Goethe's Barometer

Goethe's Barometer is a very simple instrument and its readings are inaccurate.

Let us assume that p_a denotes the atmospheric pressure at the moment of filling the barometer with liquid and V_a denotes the volume of air in the bigger container at the same pressure. If the atmospheric pressure changes to the volume of p_x, the volume V_x (provided the temperature is constant) is:

V_x = p_aV_a/p_x

The difference in the volume DV is the amount of liquid by which the volume in the bigger container increases/ decreases and it is:

DV = V_x - V_a = (p_a/p_x - 1)V_a

which difference is balanced by the decrease/increase in the volume of the liquid in the other container. For example, we assume that the surface area in the bigger container is 50 times bigger than the surface area in the other one. If the level of liquid in the narrower container changes by for example 5 mm, it will change by 5/50 = 0.1 mm in the bigger one. Such a change is almost imperceptible.
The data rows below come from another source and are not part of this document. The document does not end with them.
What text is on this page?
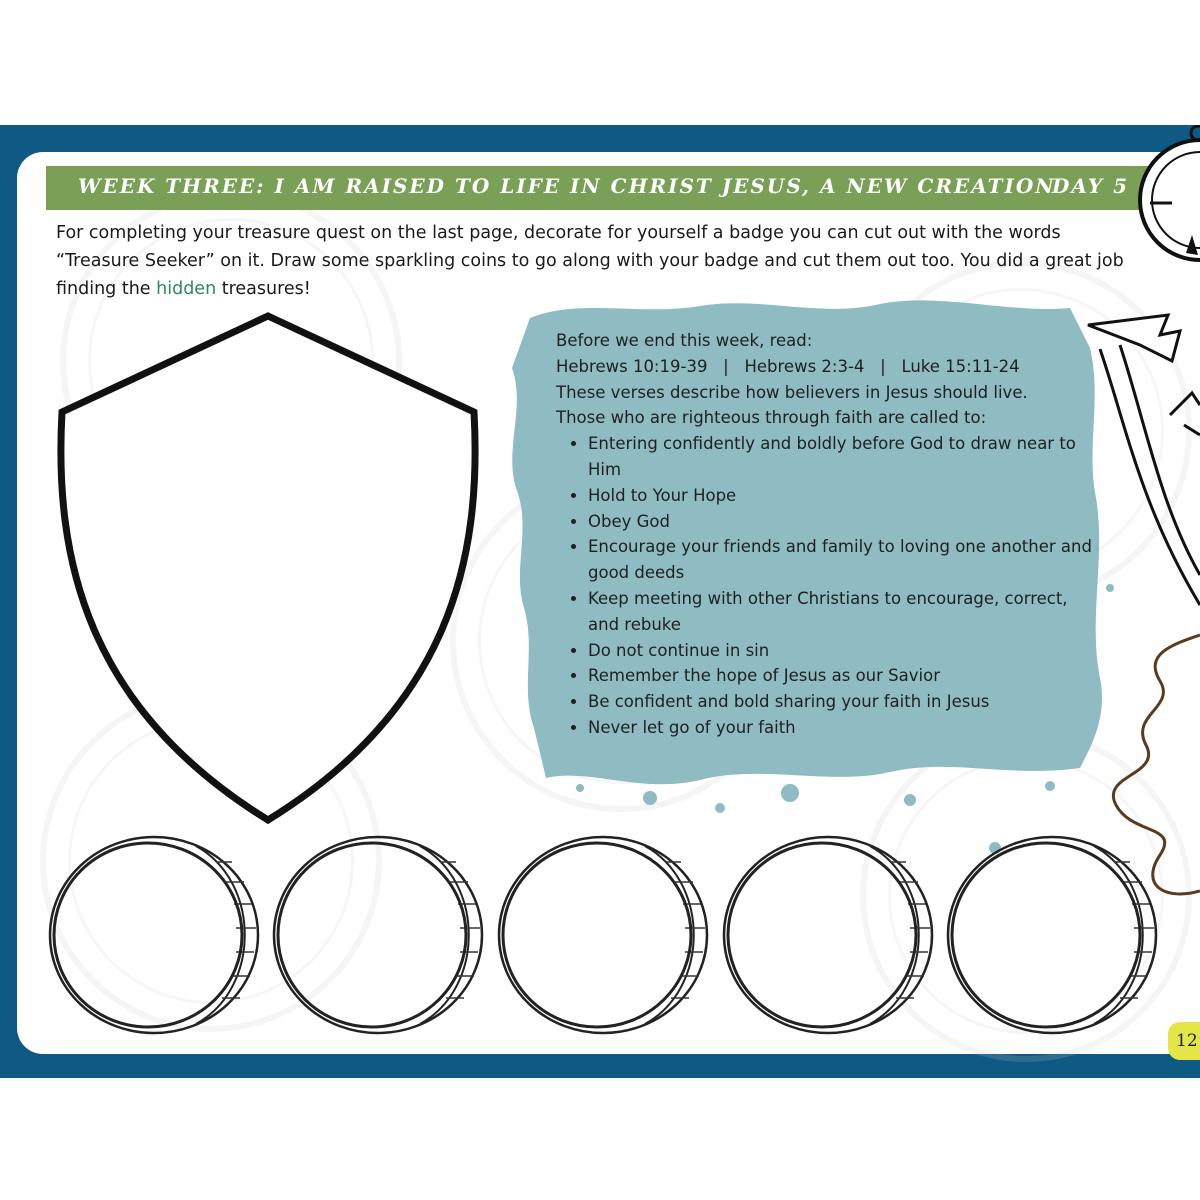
WEEK THREE: I AM RAISED TO LIFE IN CHRIST JESUS, A NEW CREATION
DAY 5
For completing your treasure quest on the last page, decorate for yourself a badge you can cut out with the words “Treasure Seeker” on it. Draw some sparkling coins to go along with your badge and cut them out too. You did a great job finding the hidden treasures!

Before we end this week, read:

Hebrews 10:19-39   |   Hebrews 2:3-4   |   Luke 15:11-24

These verses describe how believers in Jesus should live.

Those who are righteous through faith are called to:

• Entering confidently and boldly before God to draw near to Him
• Hold to Your Hope
• Obey God
• Encourage your friends and family to loving one another and good deeds
• Keep meeting with other Christians to encourage, correct, and rebuke
• Do not continue in sin
• Remember the hope of Jesus as our Savior
• Be confident and bold sharing your faith in Jesus
• Never let go of your faith
12
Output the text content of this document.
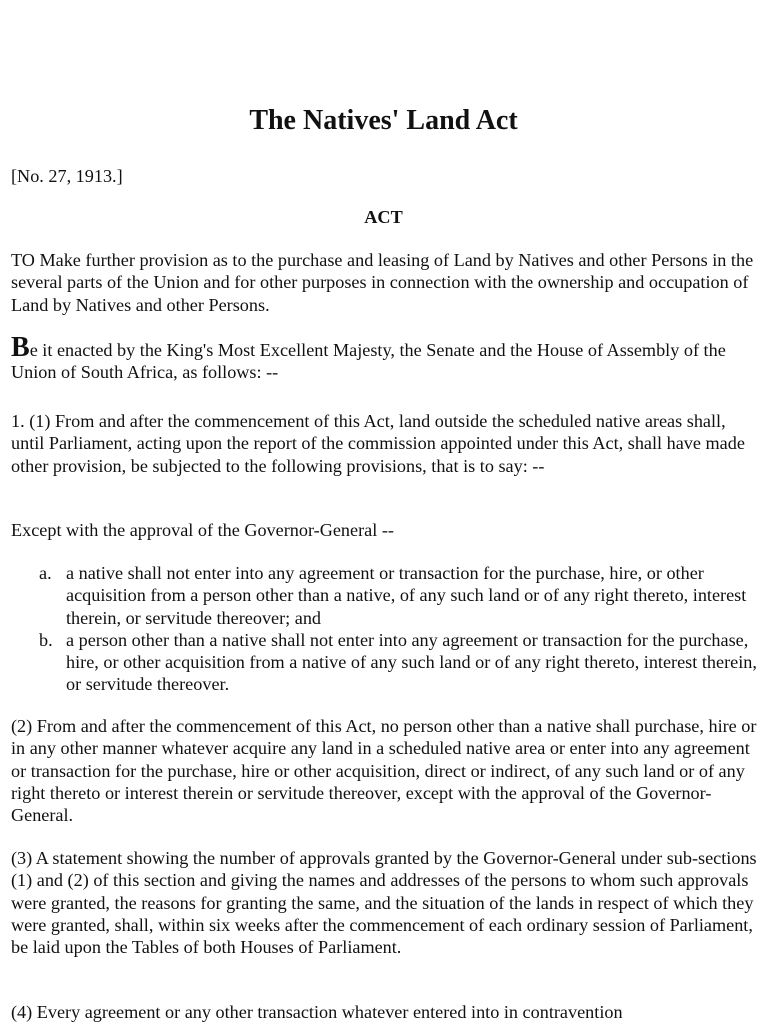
The Natives' Land Act

[No. 27, 1913.]

ACT

TO Make further provision as to the purchase and leasing of Land by Natives and other Persons in the several parts of the Union and for other purposes in connection with the ownership and occupation of Land by Natives and other Persons.

Be it enacted by the King's Most Excellent Majesty, the Senate and the House of Assembly of the Union of South Africa, as follows: --

1. (1) From and after the commencement of this Act, land outside the scheduled native areas shall, until Parliament, acting upon the report of the commission appointed under this Act, shall have made other provision, be subjected to the following provisions, that is to say: --

Except with the approval of the Governor-General --

a. a native shall not enter into any agreement or transaction for the purchase, hire, or other acquisition from a person other than a native, of any such land or of any right thereto, interest therein, or servitude thereover; and
b. a person other than a native shall not enter into any agreement or transaction for the purchase, hire, or other acquisition from a native of any such land or of any right thereto, interest therein, or servitude thereover.

(2) From and after the commencement of this Act, no person other than a native shall purchase, hire or in any other manner whatever acquire any land in a scheduled native area or enter into any agreement or transaction for the purchase, hire or other acquisition, direct or indirect, of any such land or of any right thereto or interest therein or servitude thereover, except with the approval of the Governor-General.

(3) A statement showing the number of approvals granted by the Governor-General under sub-sections (1) and (2) of this section and giving the names and addresses of the persons to whom such approvals were granted, the reasons for granting the same, and the situation of the lands in respect of which they were granted, shall, within six weeks after the commencement of each ordinary session of Parliament, be laid upon the Tables of both Houses of Parliament.

(4) Every agreement or any other transaction whatever entered into in contravention
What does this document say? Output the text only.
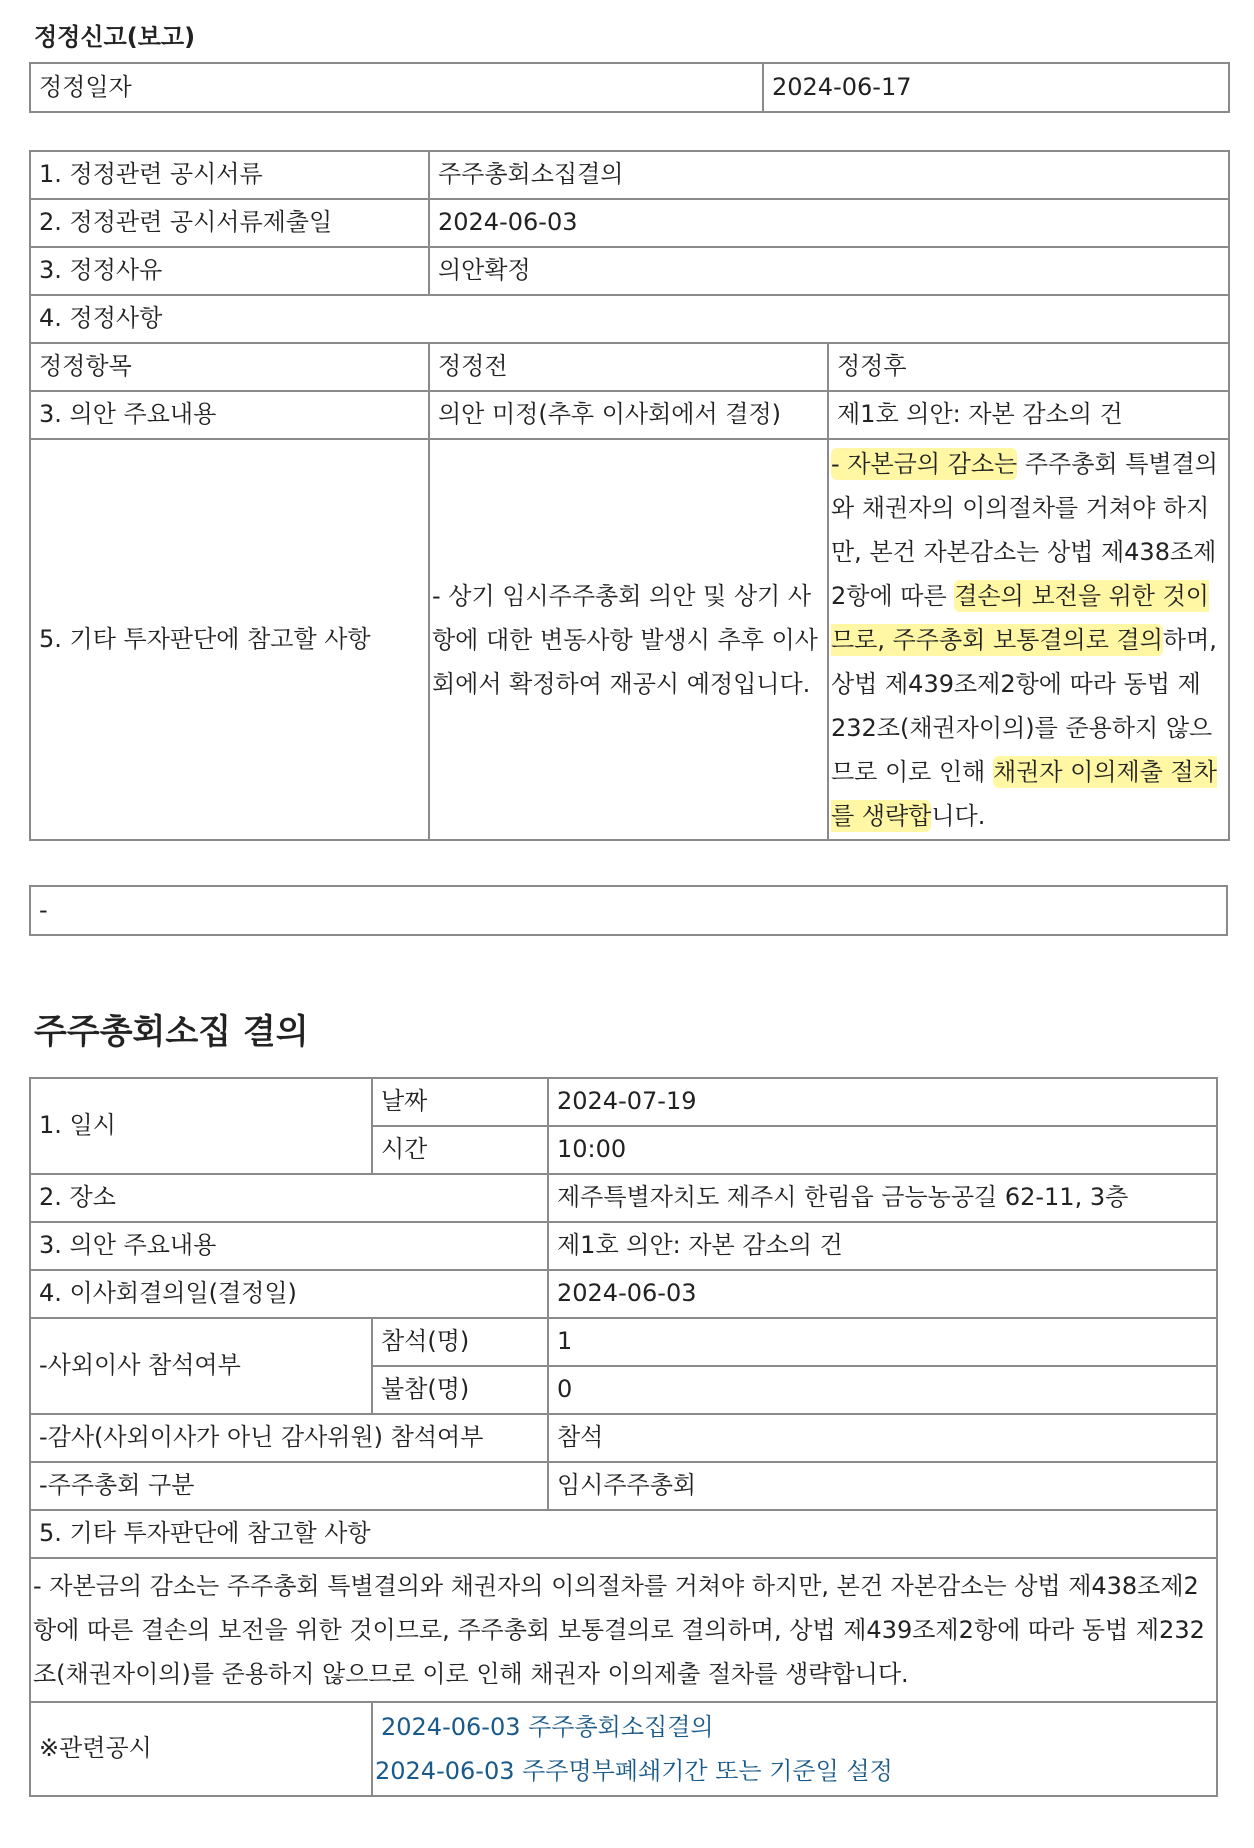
정정신고(보고)
정정일자	2024-06-17
1. 정정관련 공시서류	주주총회소집결의	
2. 정정관련 공시서류제출일	2024-06-03	
3. 정정사유	의안확정	
4. 정정사항		
정정항목	정정전	정정후
3. 의안 주요내용	의안 미정(추후 이사회에서 결정)	제1호 의안: 자본 감소의 건
5. 기타 투자판단에 참고할 사항	- 상기 임시주주총회 의안 및 상기 사항에 대한 변동사항 발생시 추후 이사회에서 확정하여 재공시 예정입니다.	- 자본금의 감소는 주주총회 특별결의와 채권자의 이의절차를 거쳐야 하지만, 본건 자본감소는 상법 제438조제2항에 따른 결손의 보전을 위한 것이므로, 주주총회 보통결의로 결의하며, 상법 제439조제2항에 따라 동법 제232조(채권자이의)를 준용하지 않으므로 이로 인해 채권자 이의제출 절차를 생략합니다.
-
주주총회소집 결의
1. 일시	날짜	2024-07-19
	시간	10:00
2. 장소		제주특별자치도 제주시 한림읍 금능농공길 62-11, 3층
3. 의안 주요내용		제1호 의안: 자본 감소의 건
4. 이사회결의일(결정일)		2024-06-03
-사외이사 참석여부	참석(명)	1
	불참(명)	0
-감사(사외이사가 아닌 감사위원) 참석여부		참석
-주주총회 구분		임시주주총회
5. 기타 투자판단에 참고할 사항		
- 자본금의 감소는 주주총회 특별결의와 채권자의 이의절차를 거쳐야 하지만, 본건 자본감소는 상법 제438조제2항에 따른 결손의 보전을 위한 것이므로, 주주총회 보통결의로 결의하며, 상법 제439조제2항에 따라 동법 제232조(채권자이의)를 준용하지 않으므로 이로 인해 채권자 이의제출 절차를 생략합니다.		
※관련공시	2024-06-03 주주총회소집결의
2024-06-03 주주명부폐쇄기간 또는 기준일 설정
But we did not take into consideration the changes in temperature.

By contrast with Torriccelli barometer (see the picture), there is gas, not vacuum, in the closed part of Goethe's Barometer. The rise of temperature causes the gas expansion in the closed part. This in turn (at a constant external pressure) changes the readings.

The barometer's inaccuracy can be attributed mostly to the fact that there is water inside it, not oil with low compressibility of vapour. The pressure of water vapour increases with temperature non-linearly, considerably faster than the pressure of gas (dry, so called perfect), see the psychrometer.